И он в ярких красках и в живых образах большими чертами, словно художник, нарисовал мне картину казни: огромная площадь, освещенная кровавым светом восходящего солнца, полна народа… Эшафот… Палач в красной рубашке, с окладистой бородой, с топором… Разин лежит на эшафоте… Р-раз! отлетела правая рука… Раз-раз!.. левая нога… Разин молчит… не хочет стонать… Он гордый. Потом таким же манером левую руку, потом правую ногу и после голову… Изрубили в куски и бросили собакам. Вот как!
У меня кровь застывала в жилах. Изумленными глазами смотрел я то на отца, то на утес, который, как грозное видение, уплывал назад и казался мне теперь обиталищем величавых теней, а отец, указывая на него палкой, продолжал свои рассказы.

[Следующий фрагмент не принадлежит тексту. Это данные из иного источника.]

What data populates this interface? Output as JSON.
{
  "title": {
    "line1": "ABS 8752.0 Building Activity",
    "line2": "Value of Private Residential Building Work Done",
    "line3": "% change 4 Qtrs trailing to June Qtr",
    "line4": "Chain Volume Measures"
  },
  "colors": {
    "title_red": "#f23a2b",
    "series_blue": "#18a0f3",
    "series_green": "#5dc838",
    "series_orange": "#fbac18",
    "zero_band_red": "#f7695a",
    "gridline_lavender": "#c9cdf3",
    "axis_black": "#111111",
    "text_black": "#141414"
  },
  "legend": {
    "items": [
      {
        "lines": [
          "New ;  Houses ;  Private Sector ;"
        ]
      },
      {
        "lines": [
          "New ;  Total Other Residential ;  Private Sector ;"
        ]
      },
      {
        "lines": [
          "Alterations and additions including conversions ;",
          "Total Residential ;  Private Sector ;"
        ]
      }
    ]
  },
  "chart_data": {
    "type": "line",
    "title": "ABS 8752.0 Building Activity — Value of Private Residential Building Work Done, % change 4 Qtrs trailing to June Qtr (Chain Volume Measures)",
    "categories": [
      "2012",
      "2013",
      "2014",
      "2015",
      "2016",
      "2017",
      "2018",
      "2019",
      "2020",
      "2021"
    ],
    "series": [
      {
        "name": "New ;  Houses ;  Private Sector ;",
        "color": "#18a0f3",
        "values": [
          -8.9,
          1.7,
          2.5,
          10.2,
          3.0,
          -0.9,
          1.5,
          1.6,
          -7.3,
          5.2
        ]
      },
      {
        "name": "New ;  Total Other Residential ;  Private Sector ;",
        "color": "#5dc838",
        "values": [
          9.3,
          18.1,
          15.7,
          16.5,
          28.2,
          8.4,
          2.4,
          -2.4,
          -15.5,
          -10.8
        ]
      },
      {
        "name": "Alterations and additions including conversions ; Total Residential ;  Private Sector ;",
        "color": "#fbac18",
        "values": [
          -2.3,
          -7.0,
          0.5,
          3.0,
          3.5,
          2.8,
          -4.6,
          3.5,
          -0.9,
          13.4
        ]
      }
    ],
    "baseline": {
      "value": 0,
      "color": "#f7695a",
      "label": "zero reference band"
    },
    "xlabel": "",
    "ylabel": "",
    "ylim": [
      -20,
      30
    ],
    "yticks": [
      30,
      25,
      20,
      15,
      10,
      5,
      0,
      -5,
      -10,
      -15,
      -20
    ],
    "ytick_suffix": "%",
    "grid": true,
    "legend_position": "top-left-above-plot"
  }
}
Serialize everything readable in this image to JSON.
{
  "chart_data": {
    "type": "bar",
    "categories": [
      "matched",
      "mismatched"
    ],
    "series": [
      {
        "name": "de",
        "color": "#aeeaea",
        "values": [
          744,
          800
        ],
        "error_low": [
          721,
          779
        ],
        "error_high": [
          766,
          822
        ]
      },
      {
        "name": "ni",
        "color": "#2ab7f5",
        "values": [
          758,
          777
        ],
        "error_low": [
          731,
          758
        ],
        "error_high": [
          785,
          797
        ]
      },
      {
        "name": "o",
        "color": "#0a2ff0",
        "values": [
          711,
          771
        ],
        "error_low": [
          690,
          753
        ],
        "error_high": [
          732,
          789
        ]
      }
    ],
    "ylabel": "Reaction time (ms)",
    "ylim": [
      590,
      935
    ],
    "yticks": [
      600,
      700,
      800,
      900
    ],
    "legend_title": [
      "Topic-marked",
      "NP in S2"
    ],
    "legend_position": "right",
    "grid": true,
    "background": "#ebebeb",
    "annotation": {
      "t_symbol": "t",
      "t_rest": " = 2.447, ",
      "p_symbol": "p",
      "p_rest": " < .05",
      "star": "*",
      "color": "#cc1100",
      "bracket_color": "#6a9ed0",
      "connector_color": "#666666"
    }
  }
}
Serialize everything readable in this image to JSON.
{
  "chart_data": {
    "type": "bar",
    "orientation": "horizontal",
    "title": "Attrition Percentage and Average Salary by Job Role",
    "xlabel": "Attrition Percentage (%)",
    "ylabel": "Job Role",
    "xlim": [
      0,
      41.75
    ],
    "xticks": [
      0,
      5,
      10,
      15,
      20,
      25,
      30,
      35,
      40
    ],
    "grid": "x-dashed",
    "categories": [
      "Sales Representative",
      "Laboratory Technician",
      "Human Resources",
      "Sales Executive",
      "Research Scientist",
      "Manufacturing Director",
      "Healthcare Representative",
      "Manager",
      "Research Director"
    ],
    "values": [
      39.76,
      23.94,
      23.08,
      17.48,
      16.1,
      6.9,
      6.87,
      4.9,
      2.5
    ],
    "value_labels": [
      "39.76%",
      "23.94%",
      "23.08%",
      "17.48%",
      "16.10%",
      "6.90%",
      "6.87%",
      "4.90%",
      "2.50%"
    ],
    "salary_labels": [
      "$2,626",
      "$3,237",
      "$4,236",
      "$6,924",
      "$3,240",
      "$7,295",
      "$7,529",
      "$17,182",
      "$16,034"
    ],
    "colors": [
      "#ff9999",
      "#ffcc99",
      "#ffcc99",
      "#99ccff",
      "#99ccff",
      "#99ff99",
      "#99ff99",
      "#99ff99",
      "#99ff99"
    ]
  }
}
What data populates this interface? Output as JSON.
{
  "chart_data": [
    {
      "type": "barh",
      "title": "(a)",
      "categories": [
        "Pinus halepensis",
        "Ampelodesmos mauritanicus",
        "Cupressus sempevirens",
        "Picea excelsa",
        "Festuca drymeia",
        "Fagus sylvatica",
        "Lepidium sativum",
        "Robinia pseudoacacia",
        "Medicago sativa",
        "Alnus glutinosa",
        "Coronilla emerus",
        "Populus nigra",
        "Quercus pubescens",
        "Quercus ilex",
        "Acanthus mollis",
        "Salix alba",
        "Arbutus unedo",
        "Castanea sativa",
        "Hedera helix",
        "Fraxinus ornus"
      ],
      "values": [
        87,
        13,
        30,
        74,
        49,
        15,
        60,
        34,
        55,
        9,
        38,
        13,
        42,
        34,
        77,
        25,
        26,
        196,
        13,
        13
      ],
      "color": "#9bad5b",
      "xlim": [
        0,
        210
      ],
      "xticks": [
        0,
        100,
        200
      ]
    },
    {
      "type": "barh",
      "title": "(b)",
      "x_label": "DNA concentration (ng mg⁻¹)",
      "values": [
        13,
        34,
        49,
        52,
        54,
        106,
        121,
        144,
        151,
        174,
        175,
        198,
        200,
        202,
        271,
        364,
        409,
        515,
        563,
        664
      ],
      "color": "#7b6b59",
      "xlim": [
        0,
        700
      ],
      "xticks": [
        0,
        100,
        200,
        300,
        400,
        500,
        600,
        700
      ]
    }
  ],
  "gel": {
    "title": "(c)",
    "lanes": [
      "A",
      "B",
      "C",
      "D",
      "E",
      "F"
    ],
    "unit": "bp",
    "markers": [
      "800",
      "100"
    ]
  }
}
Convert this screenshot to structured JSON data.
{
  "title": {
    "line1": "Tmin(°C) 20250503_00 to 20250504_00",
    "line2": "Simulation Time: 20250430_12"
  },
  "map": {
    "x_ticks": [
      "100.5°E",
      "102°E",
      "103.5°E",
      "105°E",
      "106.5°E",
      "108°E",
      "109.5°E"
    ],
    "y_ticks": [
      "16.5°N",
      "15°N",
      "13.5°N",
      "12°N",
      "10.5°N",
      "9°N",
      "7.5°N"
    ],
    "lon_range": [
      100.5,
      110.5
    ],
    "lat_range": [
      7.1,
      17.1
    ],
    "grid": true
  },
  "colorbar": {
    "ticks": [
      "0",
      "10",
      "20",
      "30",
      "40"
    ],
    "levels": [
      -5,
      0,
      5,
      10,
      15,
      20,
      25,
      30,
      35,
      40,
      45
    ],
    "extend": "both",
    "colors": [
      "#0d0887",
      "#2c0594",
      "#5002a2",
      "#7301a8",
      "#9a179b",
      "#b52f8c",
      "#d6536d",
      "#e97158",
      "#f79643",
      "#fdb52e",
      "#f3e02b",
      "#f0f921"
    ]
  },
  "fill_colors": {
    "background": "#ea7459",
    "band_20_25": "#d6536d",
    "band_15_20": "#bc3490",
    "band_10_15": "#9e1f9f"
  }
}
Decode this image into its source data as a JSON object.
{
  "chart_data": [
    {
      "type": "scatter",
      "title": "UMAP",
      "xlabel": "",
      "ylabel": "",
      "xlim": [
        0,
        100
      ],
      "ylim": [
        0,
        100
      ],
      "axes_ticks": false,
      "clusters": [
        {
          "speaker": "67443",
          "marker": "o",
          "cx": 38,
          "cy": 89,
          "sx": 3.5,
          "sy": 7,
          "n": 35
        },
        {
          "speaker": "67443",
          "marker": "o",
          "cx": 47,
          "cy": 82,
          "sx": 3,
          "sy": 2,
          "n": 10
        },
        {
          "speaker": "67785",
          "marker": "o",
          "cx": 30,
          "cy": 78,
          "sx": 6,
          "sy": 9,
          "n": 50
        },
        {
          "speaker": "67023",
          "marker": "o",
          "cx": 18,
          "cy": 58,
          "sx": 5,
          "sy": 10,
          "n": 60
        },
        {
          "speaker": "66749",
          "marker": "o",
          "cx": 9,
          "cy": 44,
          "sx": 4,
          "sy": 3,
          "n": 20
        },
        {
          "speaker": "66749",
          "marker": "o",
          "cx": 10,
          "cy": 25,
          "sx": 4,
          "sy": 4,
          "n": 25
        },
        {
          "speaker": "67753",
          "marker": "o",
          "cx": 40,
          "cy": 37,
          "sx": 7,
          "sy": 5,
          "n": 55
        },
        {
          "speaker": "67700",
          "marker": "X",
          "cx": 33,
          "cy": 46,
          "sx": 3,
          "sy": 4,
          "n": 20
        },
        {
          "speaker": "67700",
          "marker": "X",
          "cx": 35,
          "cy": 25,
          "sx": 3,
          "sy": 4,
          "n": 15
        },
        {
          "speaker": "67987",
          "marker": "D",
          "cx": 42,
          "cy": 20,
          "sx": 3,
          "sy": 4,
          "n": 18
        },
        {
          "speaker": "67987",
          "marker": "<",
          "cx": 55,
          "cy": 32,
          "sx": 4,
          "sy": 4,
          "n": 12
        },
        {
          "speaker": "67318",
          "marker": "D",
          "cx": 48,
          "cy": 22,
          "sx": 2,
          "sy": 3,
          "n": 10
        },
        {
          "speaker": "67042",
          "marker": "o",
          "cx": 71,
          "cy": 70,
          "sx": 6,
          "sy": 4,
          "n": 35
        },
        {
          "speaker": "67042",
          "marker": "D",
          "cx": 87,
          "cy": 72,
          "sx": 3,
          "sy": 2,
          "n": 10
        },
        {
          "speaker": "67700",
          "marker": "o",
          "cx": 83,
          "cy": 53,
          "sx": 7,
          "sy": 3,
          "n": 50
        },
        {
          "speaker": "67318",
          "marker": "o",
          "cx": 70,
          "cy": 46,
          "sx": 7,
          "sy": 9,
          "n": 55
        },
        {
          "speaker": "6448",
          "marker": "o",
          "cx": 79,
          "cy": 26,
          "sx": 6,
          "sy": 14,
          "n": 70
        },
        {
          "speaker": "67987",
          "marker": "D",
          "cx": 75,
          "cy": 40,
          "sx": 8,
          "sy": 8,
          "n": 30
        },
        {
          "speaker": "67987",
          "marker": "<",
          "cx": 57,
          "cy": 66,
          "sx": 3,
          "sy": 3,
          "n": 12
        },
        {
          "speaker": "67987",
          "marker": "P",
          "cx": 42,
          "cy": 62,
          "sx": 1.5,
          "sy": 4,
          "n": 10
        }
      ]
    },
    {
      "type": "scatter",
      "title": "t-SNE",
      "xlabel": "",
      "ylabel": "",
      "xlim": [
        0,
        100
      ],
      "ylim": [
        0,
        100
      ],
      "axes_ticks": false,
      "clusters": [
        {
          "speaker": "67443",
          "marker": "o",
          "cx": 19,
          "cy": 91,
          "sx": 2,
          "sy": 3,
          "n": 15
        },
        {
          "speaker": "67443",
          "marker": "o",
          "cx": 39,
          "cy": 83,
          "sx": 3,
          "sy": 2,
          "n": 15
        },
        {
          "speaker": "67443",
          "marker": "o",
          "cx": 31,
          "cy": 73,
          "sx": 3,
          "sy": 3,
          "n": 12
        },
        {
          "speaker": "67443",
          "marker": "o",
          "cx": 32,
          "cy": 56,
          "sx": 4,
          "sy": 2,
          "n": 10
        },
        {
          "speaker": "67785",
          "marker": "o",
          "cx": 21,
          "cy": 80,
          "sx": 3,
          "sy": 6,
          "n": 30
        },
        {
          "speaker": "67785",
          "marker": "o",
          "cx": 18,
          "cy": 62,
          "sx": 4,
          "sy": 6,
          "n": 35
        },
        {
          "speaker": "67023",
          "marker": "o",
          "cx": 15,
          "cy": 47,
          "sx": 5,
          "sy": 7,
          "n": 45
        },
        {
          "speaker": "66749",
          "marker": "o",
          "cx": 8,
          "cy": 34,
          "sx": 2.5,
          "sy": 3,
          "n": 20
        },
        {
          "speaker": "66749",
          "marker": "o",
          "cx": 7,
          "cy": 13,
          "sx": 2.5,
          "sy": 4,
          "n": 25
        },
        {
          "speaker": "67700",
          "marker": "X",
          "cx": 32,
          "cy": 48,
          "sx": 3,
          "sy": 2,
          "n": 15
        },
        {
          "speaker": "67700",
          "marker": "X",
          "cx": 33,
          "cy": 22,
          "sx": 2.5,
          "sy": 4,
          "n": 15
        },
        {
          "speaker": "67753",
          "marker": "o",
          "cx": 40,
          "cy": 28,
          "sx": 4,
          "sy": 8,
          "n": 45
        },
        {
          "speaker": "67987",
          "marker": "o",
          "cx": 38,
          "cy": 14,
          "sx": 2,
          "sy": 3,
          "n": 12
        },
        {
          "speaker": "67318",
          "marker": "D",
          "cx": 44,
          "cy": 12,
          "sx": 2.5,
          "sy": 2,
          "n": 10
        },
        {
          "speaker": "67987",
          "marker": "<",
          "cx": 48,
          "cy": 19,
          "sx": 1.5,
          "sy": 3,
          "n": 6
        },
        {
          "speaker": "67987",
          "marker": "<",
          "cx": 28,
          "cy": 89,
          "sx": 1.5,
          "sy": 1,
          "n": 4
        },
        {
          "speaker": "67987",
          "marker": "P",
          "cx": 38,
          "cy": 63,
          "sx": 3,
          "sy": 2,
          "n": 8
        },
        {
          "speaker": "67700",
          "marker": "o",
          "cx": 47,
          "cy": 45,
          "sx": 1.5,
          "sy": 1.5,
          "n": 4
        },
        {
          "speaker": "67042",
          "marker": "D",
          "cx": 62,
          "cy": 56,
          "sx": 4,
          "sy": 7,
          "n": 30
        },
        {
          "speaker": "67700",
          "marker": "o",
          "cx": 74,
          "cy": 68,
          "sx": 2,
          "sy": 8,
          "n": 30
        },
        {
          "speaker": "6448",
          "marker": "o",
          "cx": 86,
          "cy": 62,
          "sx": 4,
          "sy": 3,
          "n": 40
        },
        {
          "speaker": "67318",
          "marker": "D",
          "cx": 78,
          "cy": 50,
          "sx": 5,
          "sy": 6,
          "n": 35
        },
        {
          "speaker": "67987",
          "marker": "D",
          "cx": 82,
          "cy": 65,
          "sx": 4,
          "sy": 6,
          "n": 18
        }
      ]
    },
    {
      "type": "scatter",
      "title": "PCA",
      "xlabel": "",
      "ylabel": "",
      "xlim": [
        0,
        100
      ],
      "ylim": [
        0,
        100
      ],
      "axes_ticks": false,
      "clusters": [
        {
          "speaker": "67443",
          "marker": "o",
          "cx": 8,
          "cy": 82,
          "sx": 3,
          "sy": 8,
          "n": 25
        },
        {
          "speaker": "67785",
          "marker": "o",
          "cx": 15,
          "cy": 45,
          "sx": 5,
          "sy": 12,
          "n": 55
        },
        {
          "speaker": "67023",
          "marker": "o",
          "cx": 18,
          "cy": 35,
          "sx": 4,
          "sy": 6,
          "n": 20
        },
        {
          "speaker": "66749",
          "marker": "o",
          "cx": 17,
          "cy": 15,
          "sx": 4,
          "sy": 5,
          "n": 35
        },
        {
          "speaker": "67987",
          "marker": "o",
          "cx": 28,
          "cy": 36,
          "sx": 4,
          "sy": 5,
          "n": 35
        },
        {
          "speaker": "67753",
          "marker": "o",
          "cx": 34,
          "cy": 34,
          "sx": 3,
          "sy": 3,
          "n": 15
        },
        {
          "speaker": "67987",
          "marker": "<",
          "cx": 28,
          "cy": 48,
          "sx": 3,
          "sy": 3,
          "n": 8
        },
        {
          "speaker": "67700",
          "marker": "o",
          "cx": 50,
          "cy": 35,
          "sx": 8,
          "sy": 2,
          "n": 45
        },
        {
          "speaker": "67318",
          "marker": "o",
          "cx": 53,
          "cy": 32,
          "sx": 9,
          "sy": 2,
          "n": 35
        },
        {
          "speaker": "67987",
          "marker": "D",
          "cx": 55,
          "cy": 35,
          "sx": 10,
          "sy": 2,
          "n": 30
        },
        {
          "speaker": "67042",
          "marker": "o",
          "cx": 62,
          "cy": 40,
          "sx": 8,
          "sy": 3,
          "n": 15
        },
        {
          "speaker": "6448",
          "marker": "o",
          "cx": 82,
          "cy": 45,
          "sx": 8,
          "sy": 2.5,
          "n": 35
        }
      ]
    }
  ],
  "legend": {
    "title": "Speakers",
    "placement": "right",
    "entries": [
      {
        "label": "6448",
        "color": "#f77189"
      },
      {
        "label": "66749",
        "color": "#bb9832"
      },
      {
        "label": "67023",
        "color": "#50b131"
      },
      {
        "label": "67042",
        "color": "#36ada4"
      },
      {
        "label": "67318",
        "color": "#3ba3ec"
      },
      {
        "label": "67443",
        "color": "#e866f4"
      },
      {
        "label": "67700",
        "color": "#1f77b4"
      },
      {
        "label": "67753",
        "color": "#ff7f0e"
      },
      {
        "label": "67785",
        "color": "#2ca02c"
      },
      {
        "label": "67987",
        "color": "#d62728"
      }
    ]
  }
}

– На этом утесе был сложен из камней стул, на стуле сидел Разин и судил ослушников, и бросали их тут же, с горы да в Волгу… Очень просто. А то раз плывет Разин по Волге со всем своим войском на лодках: пароходов тогда не было. Все лодки коврами разубраны да награбленным добром нагружены: разграбил он персидское царство и персидскую княжну с собою взял. Плывут они и песни вольные поют, а кругом-то дебри дикие, утесы, да горы, да Волга на солнышке светится. И говорит Разин: «Эх ты, Волга-матушка!»
И я жадно слушал красочный, картинный рассказ, оживленный подробностями: «княжна взвизгнула», по воздуху сверкнули «золотые башмачки с красными каблучками» и прочее. Я смотрел на Волгу и утесы и невольно ждал, что вот-вот из-за мыса покажутся разубранные лодки с разбойниками, и уже мне чудилось, как поют они вольные песни, а Разин говорит: «Эхты, Волга-матушка!» Но ничего подобного не показывалось: плыли иногда парусные лодки да плоты со своими избушками. А отец рассказывал:
– Твой дедушка не верит, что Разин умер, и все спорит со мной. В народе, видишь ты, разные сказки про него сложены, так – фантазии: будто под этой самой горой живет Разин; в смерти ему отказано, а предназначено вечно мучиться; лежит он в темной пещере, вроде как в подполье… Цепями он к этому подполью прикован, томится и стонет, задыхается без воздуха и света. Дедушка говорит, что когда на Волге поднимается буря, это знак, что Разин мечется и рвет свои цепи. Кажется, что только Волга шумит да валы об утесы бьют, а если прислушаешься, – это «он» под горою стонет… С виду будто бы только сосны под ветром гудят, а наставишь ухо, послушаешь хорошенько – железные цепи звенят! И лежит в пещере огромный великан, седой и нагой… Борода ему все тело покрывает, на руках и ногах за триста-то лет львиные когти отросли, цепь, как змея, обвила его и с телом срослась… Лежит Разин и на груди своей всю гору выдерживает. Каждую ночь приходят лев и медведь, в клочья его разрывают… И тогда он стонет, и от стон его дрожит гора, а на Волге поднимается буря. Но том-то и штука, что к утру он опять, как ни в чем не бывало, срастается и опять целехонек лежит в цепях, и опять гора его давит… Так мучится Разин, и конца его мучениям не будет никогда!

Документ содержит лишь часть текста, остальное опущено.